Ich hatte die CD mit der Entspannungsmusik („Comfort Zone“ von Steven Halpern) und meinen Entbindungsduft dabei, den ich schon während der täglichen Übungen immer in meiner Duftlampe hatte. Mein Mann hat die geübten Techniken angewandt bzw. die Affirmationen von Deinem Handblatt "rezitiert" und das hat toll funktioniert. Ich war ganz ruhig, habe geatmet wie vorher geübt und mir immer wieder die Bilder (Luftballon, Satinbänder, sich öffnende Blüte, usw) vor Augen geholt. Wenn ich aus der Entspannung gekommen bin, haben mir die Affirmationen meines Mannes geholfen, wieder in die Entspannung zu finden. Durch den Wechsel der Atmung wusste mein Mann, wann ich eine Welle hatte bzw. wann Wellenpausen waren und welche Affirmationen angebracht waren. Den Wechsel von der Eröffnungsphase in die eigentliche Geburtsphase habe ich ihm mitgeteilt. Die Geburtsphase war dann intensiver als die Eröffnungsphase aber auch hier habe ich die Wellen als erträglich empfunden. Da ich merkte, dass mein Atem durch die Intensität etwas holprig wurde, habe ich das Ausatmen mit einem Ton unterlegt, das hat mir geholfen. Anfangs versuchte ich, das Kind nur „herunterzuatmen“, aber das hat uns nicht wirklich weitergebracht, ich musste schon leicht mitschieben. Als Amaya dann auf die Welt kam, war sie ganz ruhig und zufrieden. Die Geburt war für sie wohl so stressfrei wie für mich.

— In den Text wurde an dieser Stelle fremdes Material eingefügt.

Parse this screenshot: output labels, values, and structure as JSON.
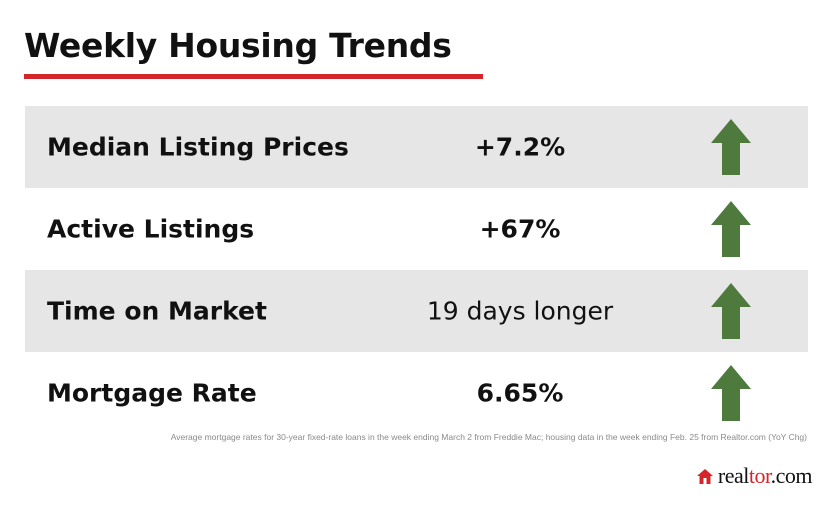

Insgesamt würde ich die Geburt nicht als schmerzfrei bezeichnen, aber die Wellen waren durch die Entspannungs- und Atemtechniken, durch die Zeitverzerrung und die positive Grundhaltung sehr gut auszuhalten. Allgemein war die Unterstützung der Hebammen und Ärzte vor Ort toll. Wir sind mehr als zufrieden!! Unsere Hebamme hat sich ganz zurückgehalten und uns machen lassen, erst gegen Ende hat sie das Kind in Empfang genommen. Insgesamt hat Amayas Hypnobirthing-Geburt ein schönes Echo gefunden. Die Geburt war ein Traum und wir möchten uns an dieser Stelle bei Dir bedanken, dass diese Erfahrung für uns möglich wurde.